Die Spanier wählen am Sonntag  bereits zum zweiten Mal im heurigen Jahr ein neues Parlament. Der Grund: SP-Parteichef Pedro Sanchez brachte trotz monatelanger Verhandlungen mit der linken Podemos keine Regierung zustande. Ident die Lage in Israel: Premier Benjamin Netanjahu holte sich in den Koalitionsverhandlungen eine Abfuhr und musste im September neu wählen. In anderen Ländern zogen sich die Gespräche ewig hin. In Schweden benötigte der SP- Parteichef Stefan Löfven 137 Tage, um mit den Grünen handelseins zu werden. In den Niederlanden vergingen sieben Monate, ehe der rechtsliberale Mark Rutte eine Vierparteienkoalition geschmiedet hat. Ganz zu schweigen von Belgien, das 2010/1 unter Charles Michel 541 Tage nur provisorisch regiert wurde. Auch aktuell sind die Belgier ein halbes Jahr nach der Wahl Lichtjahre von einer Regierung entfernt.

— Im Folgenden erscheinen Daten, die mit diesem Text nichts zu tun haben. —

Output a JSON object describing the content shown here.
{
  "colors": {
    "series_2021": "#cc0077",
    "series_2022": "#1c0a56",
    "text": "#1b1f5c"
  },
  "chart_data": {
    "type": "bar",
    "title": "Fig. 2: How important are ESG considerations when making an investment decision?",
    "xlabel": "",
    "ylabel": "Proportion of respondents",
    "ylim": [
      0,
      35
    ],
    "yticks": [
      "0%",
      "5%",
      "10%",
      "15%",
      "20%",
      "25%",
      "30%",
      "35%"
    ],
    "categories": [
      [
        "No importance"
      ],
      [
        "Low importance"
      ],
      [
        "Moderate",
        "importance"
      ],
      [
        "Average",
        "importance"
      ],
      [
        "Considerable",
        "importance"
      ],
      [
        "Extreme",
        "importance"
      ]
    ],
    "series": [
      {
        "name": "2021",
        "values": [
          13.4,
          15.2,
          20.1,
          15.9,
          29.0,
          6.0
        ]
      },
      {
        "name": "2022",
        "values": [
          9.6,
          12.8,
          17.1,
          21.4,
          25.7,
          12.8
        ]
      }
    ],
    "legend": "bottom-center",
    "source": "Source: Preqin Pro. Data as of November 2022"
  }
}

So weit ist man in Österreich noch gar nicht. In acht Verhandlungsrunden haben ÖVP-Chef Sebastian Kurz und Grünen-Chef Werner Kogler die Möglichkeit eines türkis-grünen Schulterschlusses ausgelotet, allein gestern saß man zehn Stunden zusammen. Als am Abend beide Verhandlungsteams hintereinander vor die Medien traten, wirkten vor allem die Grünen sehr ernst - ob aus Verärgerung über die ÖVP oder aus Erschöpfung, war nicht ablesbar.

Geringe inhaltliche Schnittmenge

Am Sonntag entscheidet der Bundesparteivorstand der Grünen, ob man in Koalitionsverhandlungen geht, am Montag fallen die Würfel in der Volkspartei. Alles andere als die Aufnahme von Verhandlungen wäre eine Überraschung. Ob diese von Erfolg begleitet sind, ist völlig unklar. Bei keinen anderen Parteien ist die inhaltliche Schnittmenge so gering wie bei Volkspartei und Grünen. In Spanien oder den Niederlanden war die Schnittmenge eine ungleich größere.

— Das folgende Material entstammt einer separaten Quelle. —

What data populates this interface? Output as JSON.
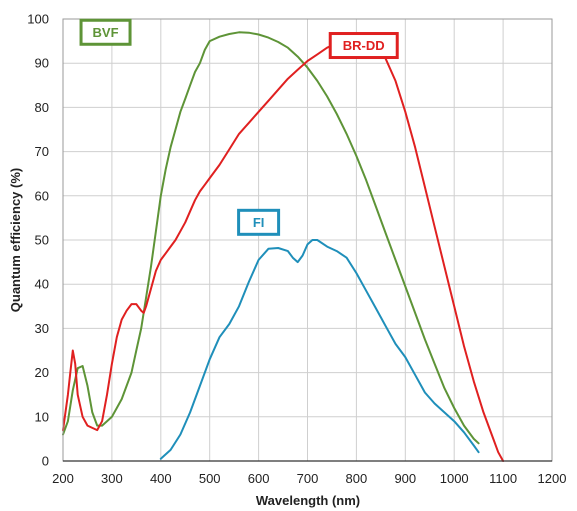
{
  "chart_data": {
    "type": "line",
    "xlabel": "Wavelength (nm)",
    "ylabel": "Quantum efficiency (%)",
    "xlim": [
      200,
      1200
    ],
    "ylim": [
      0,
      100
    ],
    "x_ticks": [
      200,
      300,
      400,
      500,
      600,
      700,
      800,
      900,
      1000,
      1100,
      1200
    ],
    "y_ticks": [
      0,
      10,
      20,
      30,
      40,
      50,
      60,
      70,
      80,
      90,
      100
    ],
    "grid": true,
    "series": [
      {
        "name": "BVF",
        "color": "#5e9437",
        "label_box": {
          "x": 287,
          "y": 97
        },
        "points": [
          [
            200,
            6
          ],
          [
            210,
            9
          ],
          [
            220,
            16
          ],
          [
            230,
            21
          ],
          [
            240,
            21.5
          ],
          [
            250,
            17
          ],
          [
            260,
            11
          ],
          [
            270,
            8
          ],
          [
            280,
            8
          ],
          [
            290,
            9
          ],
          [
            300,
            10
          ],
          [
            310,
            12
          ],
          [
            320,
            14
          ],
          [
            330,
            17
          ],
          [
            340,
            20
          ],
          [
            350,
            25
          ],
          [
            360,
            30
          ],
          [
            370,
            37
          ],
          [
            380,
            44
          ],
          [
            390,
            52
          ],
          [
            400,
            60
          ],
          [
            410,
            66
          ],
          [
            420,
            71
          ],
          [
            430,
            75
          ],
          [
            440,
            79
          ],
          [
            450,
            82
          ],
          [
            460,
            85
          ],
          [
            470,
            88
          ],
          [
            480,
            90
          ],
          [
            490,
            93
          ],
          [
            500,
            95
          ],
          [
            520,
            96
          ],
          [
            540,
            96.6
          ],
          [
            560,
            97
          ],
          [
            580,
            96.9
          ],
          [
            600,
            96.5
          ],
          [
            620,
            95.8
          ],
          [
            640,
            94.8
          ],
          [
            660,
            93.5
          ],
          [
            680,
            91.5
          ],
          [
            700,
            89
          ],
          [
            720,
            86
          ],
          [
            740,
            82.5
          ],
          [
            760,
            78.5
          ],
          [
            780,
            74
          ],
          [
            800,
            69
          ],
          [
            820,
            63.5
          ],
          [
            840,
            57.5
          ],
          [
            860,
            51.5
          ],
          [
            880,
            45.5
          ],
          [
            900,
            39.5
          ],
          [
            920,
            33.5
          ],
          [
            940,
            27.5
          ],
          [
            960,
            22
          ],
          [
            980,
            16.5
          ],
          [
            1000,
            12
          ],
          [
            1020,
            8
          ],
          [
            1040,
            5
          ],
          [
            1050,
            4
          ]
        ]
      },
      {
        "name": "BR-DD",
        "color": "#e02020",
        "label_box": {
          "x": 815,
          "y": 94
        },
        "points": [
          [
            200,
            7
          ],
          [
            210,
            15
          ],
          [
            215,
            20
          ],
          [
            220,
            25
          ],
          [
            225,
            22
          ],
          [
            230,
            15
          ],
          [
            240,
            10
          ],
          [
            250,
            8
          ],
          [
            260,
            7.5
          ],
          [
            270,
            7
          ],
          [
            280,
            9
          ],
          [
            290,
            15
          ],
          [
            300,
            22
          ],
          [
            310,
            28
          ],
          [
            320,
            32
          ],
          [
            330,
            34
          ],
          [
            340,
            35.5
          ],
          [
            350,
            35.5
          ],
          [
            360,
            34
          ],
          [
            365,
            33.5
          ],
          [
            370,
            35
          ],
          [
            380,
            39
          ],
          [
            390,
            43
          ],
          [
            400,
            45.5
          ],
          [
            410,
            47
          ],
          [
            420,
            48.5
          ],
          [
            430,
            50
          ],
          [
            440,
            52
          ],
          [
            450,
            54
          ],
          [
            460,
            56.5
          ],
          [
            470,
            59
          ],
          [
            480,
            61
          ],
          [
            490,
            62.5
          ],
          [
            500,
            64
          ],
          [
            520,
            67
          ],
          [
            540,
            70.5
          ],
          [
            560,
            74
          ],
          [
            580,
            76.5
          ],
          [
            600,
            79
          ],
          [
            620,
            81.5
          ],
          [
            640,
            84
          ],
          [
            660,
            86.5
          ],
          [
            680,
            88.5
          ],
          [
            700,
            90.5
          ],
          [
            720,
            92
          ],
          [
            740,
            93.5
          ],
          [
            760,
            94.5
          ],
          [
            780,
            95.2
          ],
          [
            800,
            95.5
          ],
          [
            820,
            95.2
          ],
          [
            840,
            94
          ],
          [
            860,
            91
          ],
          [
            880,
            86
          ],
          [
            900,
            79
          ],
          [
            920,
            71
          ],
          [
            940,
            62
          ],
          [
            960,
            53
          ],
          [
            980,
            44
          ],
          [
            1000,
            35
          ],
          [
            1020,
            26
          ],
          [
            1040,
            18
          ],
          [
            1060,
            11
          ],
          [
            1080,
            5
          ],
          [
            1090,
            2
          ],
          [
            1100,
            0
          ]
        ]
      },
      {
        "name": "FI",
        "color": "#1f8fba",
        "label_box": {
          "x": 600,
          "y": 54
        },
        "points": [
          [
            400,
            0.5
          ],
          [
            420,
            2.5
          ],
          [
            440,
            6
          ],
          [
            460,
            11
          ],
          [
            480,
            17
          ],
          [
            500,
            23
          ],
          [
            520,
            28
          ],
          [
            540,
            31
          ],
          [
            560,
            35
          ],
          [
            580,
            40.5
          ],
          [
            600,
            45.5
          ],
          [
            620,
            48
          ],
          [
            640,
            48.2
          ],
          [
            660,
            47.5
          ],
          [
            670,
            46
          ],
          [
            680,
            45
          ],
          [
            690,
            46.5
          ],
          [
            700,
            49
          ],
          [
            710,
            50
          ],
          [
            720,
            50
          ],
          [
            740,
            48.5
          ],
          [
            760,
            47.5
          ],
          [
            780,
            46
          ],
          [
            800,
            42.5
          ],
          [
            820,
            38.5
          ],
          [
            840,
            34.5
          ],
          [
            860,
            30.5
          ],
          [
            880,
            26.5
          ],
          [
            900,
            23.5
          ],
          [
            920,
            19.5
          ],
          [
            940,
            15.5
          ],
          [
            960,
            13
          ],
          [
            980,
            11
          ],
          [
            1000,
            9
          ],
          [
            1020,
            6.5
          ],
          [
            1040,
            3.5
          ],
          [
            1050,
            2
          ]
        ]
      }
    ]
  }
}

ÖVP und Grüne stehen vor einer schwierigen Gratwanderung: Ohne schmerzhafte Kompromisse wird Türkis-Grün nie das Licht der Welt erblicken. Kurz und Kogler gingen zwar gestärkt aus der Wahl hervor, müssen aber Funktionäre, Anhänger, Wähler von der Sinnhaftigkeit vieler Kompromisse überzeugen. Die FPÖ wartet darauf, dass Kurz bei der Migration seine harte Haltung aufweicht, SPÖ und Neos wären Nutznießer, sollten die Grünen in die Mitte rücken.

Im Sog der Kompromisslosigkeit

Vor dem Hintergrund der schwierigen Koalitionsverhandlungen in Thüringen und Sachsen macht der deutsche Politikwissenschaftler Michael Bröning in Europa ein Muster aus, das der Erosion der klassischen Parteien geschuldet ist. „Den europäischen Parteien laufen seit Jahren die Mitglieder davon. Je weniger selbstverständlich die Mitgliedschaft in Parteien ist, desto mehr geraten sie in den Sog der Kompromisslosigkeit. Nicht Kompromissfähigkeit, sondern ideologische Reinheit sind gefragt. Das reduziert den Verhandlungsspielraum und die Aussichten auf erfolgreiche Regierungsarbeit“, so Bröning in einem Gastbeitrag im Tagesspiegel.

Früher schienen Parteien leichter zum Kompromiss bereit zu sein, war doch die Parteienlandschaft auf absehbare Zeit einzementiert, in große Lager aufgesplittet. Wie volatil Innenpolitik sein kann, zeigt die allerjüngste österreichische Geschichte. Innerhalb von eineinhalb Jahren  flogen die Grünen aus dem Parlament und kehrten triumphierend zurück. Im selben Zeitraum stürzten die Freiheitlichen in den Keller. Und auch die beiden österreichischen Traditionsparteien, ÖVP und SPÖ, sind nicht mehr immun gegen politische Eruptionen oder Erosionen. Kurz verdoppelte nahezu die türkis/schwarze Anhängerschaft  - von rund 20 Prozent in der Schlussphase von Reinhold Mitterlehner (lauf Umfrage) auf 37,4 Prozent (letzte Wahl). Erstmals seit 1945 wies dieser Tage eine Umfrage (Research Affairs oe24) die SPÖ bei 20 Prozent aus.